On Thursday: Ford Motor Co. 1,200 jobs. Gong … Eastman Kodak cameras. 3,500 plus. Gong … Also on Thursday the Labor Department reported that nearly 4.8 million people are on the unemployment benefit rolls, a historic high. Anyone who has glanced at the news in the past few days is not surprised.

You know the causes: mortgage shenanigans, housing values falling, construction paralyzed, credit market frozen. ”

This negative economic news causes even the most positive person to swallow hard and take a careful inventory of what might happen if the bottom would fall out their own life.  Some nay-sayers have even pulled out their notes from “dusty old” Y2K Prep Courses urging us to stock-pile dehydrated foods, water, gold and ammo – again. 

All of those ideas might be worthwhile to consider if things fall apart and the government can’t keep control of our typically orderly society.  However, what about your house and your finances in case “life as we know it” does not fall into complete shambles but continues to struggle month-by-month for next year or so as some have suggested.

Even our new President and his advisers have admitted that this economic recovery may take an additional 12-24months.  One good way to prepare for additional lay-offs and a continued down-turn in our economy is to get YOUR house in order. 

pink-slip1What if you lost YOUR job? 

What if YOUR needed cash for medical bills without your employer-paid insurance?

What if YOUR fuel went back up to the all-time high July 2008 prices and stayed because of an international crises in the Middle-East or if another “super-power wanna-be” decided to test this new President like that last guy was tested only 8 months into his first term?

Mortgage interest rates are at a nearly 30 year low and many of your neighbors, friends, co-workers and family members are still holding on to mortgage interest rates at 6%, 7%, 8% and higher because they’ve been convinced by the press (their brother-in-law!) that those of us in the mortgage industry have folded up our shops and have gone away.  This can not be further from the truth!

We are in the midst of a very strong refinance market because many who had adjustable mortgage interest rates are now refinancing to “fix” their rates. Others bought homes in the past couple of years and have been paying a higher interest rate but are now able to lower their monthly payments, consolidate their high interest credit card debt and lock in the peace of mind that a long term fixed rate mortgage in the low 5%’s would bring to their monthly budgets. 

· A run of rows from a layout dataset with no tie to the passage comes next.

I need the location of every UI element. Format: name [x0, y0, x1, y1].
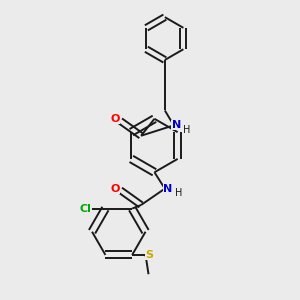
Text: S: S	[145, 250, 153, 260]
Text: O: O	[110, 114, 120, 124]
Text: Cl: Cl	[80, 204, 92, 214]
Text: N: N	[163, 184, 172, 194]
Text: N: N	[172, 120, 181, 130]
Text: H: H	[184, 125, 191, 135]
Text: H: H	[175, 188, 182, 198]
Text: O: O	[110, 184, 120, 194]
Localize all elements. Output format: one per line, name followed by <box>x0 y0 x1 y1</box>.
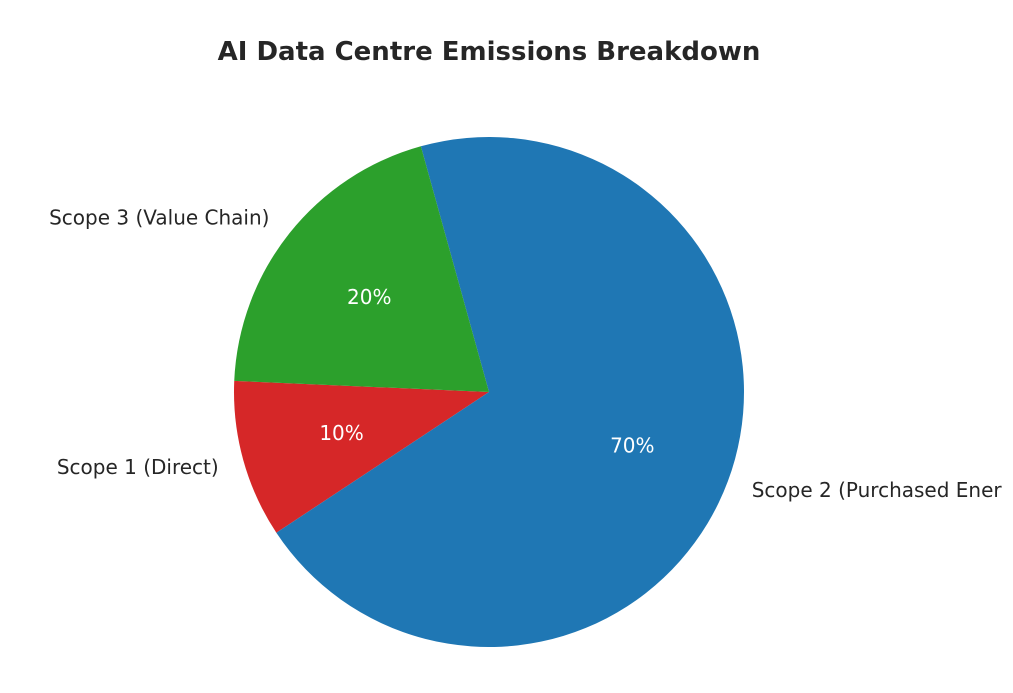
pie-slice <box>234 146 489 392</box>
pie-slice <box>234 380 489 533</box>
pie-slices <box>234 137 744 648</box>
slice-category-label: Scope 2 (Purchased Ener <box>752 478 1003 502</box>
slice-category-label: Scope 3 (Value Chain) <box>49 205 269 229</box>
chart-title: AI Data Centre Emissions Breakdown <box>218 37 761 67</box>
slice-category-label: Scope 1 (Direct) <box>57 455 219 479</box>
slice-percentage-label: 70% <box>610 434 654 458</box>
pie-slice <box>276 137 744 648</box>
slice-percentage-label: 10% <box>319 421 363 445</box>
slice-percentage-label: 20% <box>347 285 391 309</box>
pie-labels: 10% Scope 1 (Direct) 70% Scope 2 (Purchased… <box>49 205 1002 502</box>
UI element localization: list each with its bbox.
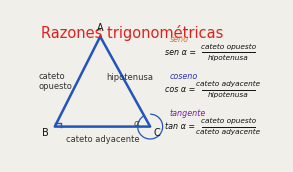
Text: Razones trigonométricas: Razones trigonométricas (41, 25, 224, 41)
Text: B: B (42, 128, 49, 138)
Text: α: α (134, 119, 139, 128)
Text: tangente: tangente (169, 109, 206, 118)
Text: tan α =: tan α = (165, 122, 195, 131)
Text: cateto adyacente: cateto adyacente (196, 129, 260, 135)
Text: hipotenusa: hipotenusa (208, 55, 249, 61)
Text: A: A (97, 23, 103, 33)
Text: seno: seno (169, 35, 188, 44)
Text: cateto
opuesto: cateto opuesto (39, 72, 73, 91)
Text: cateto opuesto: cateto opuesto (201, 44, 256, 50)
Text: cateto adyacente: cateto adyacente (66, 135, 139, 144)
Text: cateto opuesto: cateto opuesto (201, 118, 256, 124)
Text: sen α =: sen α = (165, 48, 196, 57)
Text: cateto adyacente: cateto adyacente (196, 81, 260, 87)
Text: coseno: coseno (169, 72, 198, 81)
Text: hipotenusa: hipotenusa (106, 73, 153, 82)
Text: cos α =: cos α = (165, 85, 195, 94)
Text: hipotenusa: hipotenusa (208, 92, 249, 98)
Text: C: C (154, 128, 160, 138)
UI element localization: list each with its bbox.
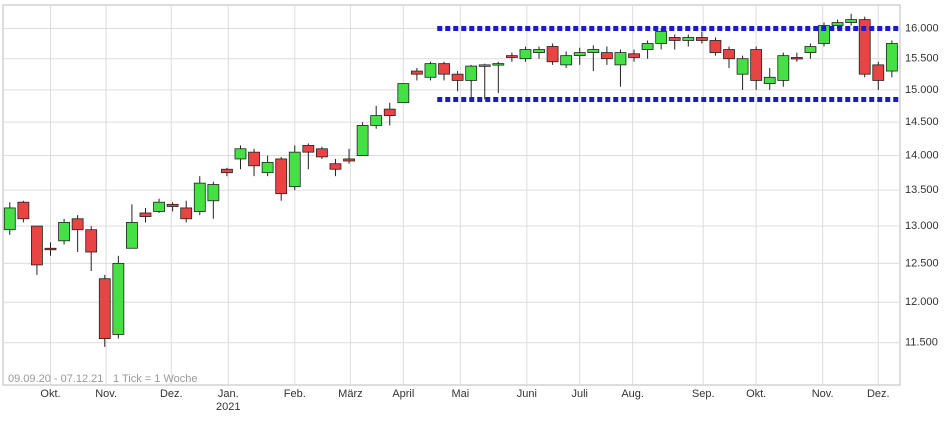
candle-body xyxy=(153,201,165,212)
candle-body xyxy=(790,57,803,60)
candle-body xyxy=(71,218,84,231)
candle-body xyxy=(560,55,573,66)
candle-body xyxy=(614,52,627,66)
x-tick-label: Juni xyxy=(517,388,537,400)
candle-body xyxy=(519,49,532,60)
date-range: 09.09.20 - 07.12.21 xyxy=(8,373,103,385)
candle-body xyxy=(628,53,640,58)
y-tick-label: 12.000 xyxy=(905,296,939,308)
candle-body xyxy=(397,83,410,104)
x-tick-label: Sep. xyxy=(692,388,715,400)
candle-body xyxy=(736,58,749,75)
x-tick-label: Feb. xyxy=(284,388,306,400)
x-tick-label: Nov. xyxy=(812,388,834,400)
x-tick-label: Aug. xyxy=(621,388,644,400)
y-tick-label: 15.500 xyxy=(905,53,939,65)
marks xyxy=(3,13,900,347)
candle-body xyxy=(546,46,559,63)
candle-body xyxy=(275,158,288,195)
candle-body xyxy=(573,52,586,57)
candle-body xyxy=(3,207,16,231)
candle-body xyxy=(221,168,233,174)
candle-body xyxy=(356,125,369,156)
x-tick-label: Juli xyxy=(571,388,588,400)
candle-body xyxy=(682,37,695,41)
candle-body xyxy=(343,158,355,162)
candle-body xyxy=(112,262,125,335)
candle-body xyxy=(410,70,423,75)
x-tick-label: Mai xyxy=(451,388,469,400)
y-tick-label: 14.500 xyxy=(905,116,939,128)
candle-body xyxy=(750,49,763,81)
candle-body xyxy=(465,65,478,81)
y-tick-label: 13.000 xyxy=(905,220,939,232)
y-tick-label: 16.000 xyxy=(905,22,939,34)
candle-body xyxy=(777,55,790,81)
candle-body xyxy=(872,64,885,81)
candle-body xyxy=(302,145,315,153)
candle-body xyxy=(858,19,871,75)
candle-body xyxy=(180,207,193,220)
candle-body xyxy=(478,64,491,67)
candle-body xyxy=(600,52,613,60)
candle-body xyxy=(763,76,776,84)
x-tick-label: April xyxy=(392,388,414,400)
candle-body xyxy=(316,148,328,158)
x-tick-label: Dez. xyxy=(867,388,890,400)
candle-body xyxy=(695,37,708,41)
x-tick-label: März xyxy=(338,388,362,400)
x-tick-label: Nov. xyxy=(95,388,117,400)
y-tick-label: 14.000 xyxy=(905,149,939,161)
y-tick-label: 12.500 xyxy=(905,257,939,269)
candle-body xyxy=(492,63,505,66)
tick-note: 1 Tick = 1 Woche xyxy=(113,373,197,385)
candle-body xyxy=(17,201,30,220)
candle-body xyxy=(587,49,600,53)
candle-body xyxy=(533,49,545,53)
candle-body xyxy=(831,22,844,26)
candle-body xyxy=(58,222,70,242)
x-tick-label: Okt. xyxy=(40,388,60,400)
candle-body xyxy=(370,115,383,126)
candle-body xyxy=(383,108,396,117)
candle-body xyxy=(655,31,668,44)
candle-body xyxy=(234,148,247,160)
candle-body xyxy=(261,161,274,174)
candle-body xyxy=(438,63,450,75)
year-label: 2021 xyxy=(216,401,240,413)
x-tick-label: Dez. xyxy=(160,388,183,400)
candle-body xyxy=(505,55,518,58)
candle-body xyxy=(98,278,111,339)
candle-body xyxy=(166,203,179,207)
candle-body xyxy=(139,212,152,217)
candle-body xyxy=(44,247,57,251)
candle-body xyxy=(709,40,722,53)
candle-body xyxy=(31,225,43,266)
candle-body xyxy=(885,43,898,72)
y-tick-label: 15.000 xyxy=(905,84,939,96)
candle-body xyxy=(723,49,735,60)
candle-body xyxy=(451,73,464,81)
candle-body xyxy=(85,229,98,253)
candle-body xyxy=(641,43,654,50)
candle-body xyxy=(424,63,437,78)
candle-body xyxy=(845,19,858,23)
y-tick-label: 13.500 xyxy=(905,184,939,196)
candle-body xyxy=(207,184,220,202)
x-tick-label: Okt. xyxy=(746,388,766,400)
candle-body xyxy=(668,37,681,41)
candle-body xyxy=(248,151,260,167)
candle-body xyxy=(818,25,830,44)
grid xyxy=(3,5,900,385)
candle-body xyxy=(329,163,342,170)
plot-frame xyxy=(2,4,901,386)
candle-body xyxy=(193,182,206,212)
labels: 09.09.20 - 07.12.21 1 Tick = 1 Woche 11.… xyxy=(8,22,939,413)
x-tick-label: Jan. xyxy=(218,388,239,400)
candle-body xyxy=(804,46,817,53)
candle-body xyxy=(288,151,301,188)
candle-body xyxy=(126,222,138,249)
y-tick-label: 11.500 xyxy=(905,337,938,349)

Who do you know who needs to get their house in order before THEY get a “pink slip” and then have lost THEIR opportunity to qualify for an historically low interest rate on their most prized and stable asset – their house?

I can help nearly any homeowner with their refinance needs by putting a new low interest loan in place or giving them a plan for systematically preparing for the day for when they would qualify for that new loan or for their next home purchase. 

NOW is the time to prepare for what could be another of year of lay-offs and down-sizing.  And one way to prepare might be to re-work the mortgage in order to lower the term, the monthly payment or the total out-flow of cash from the monthly budget.  Help is now available even before any new “stimulus packages” are snookered through Congress!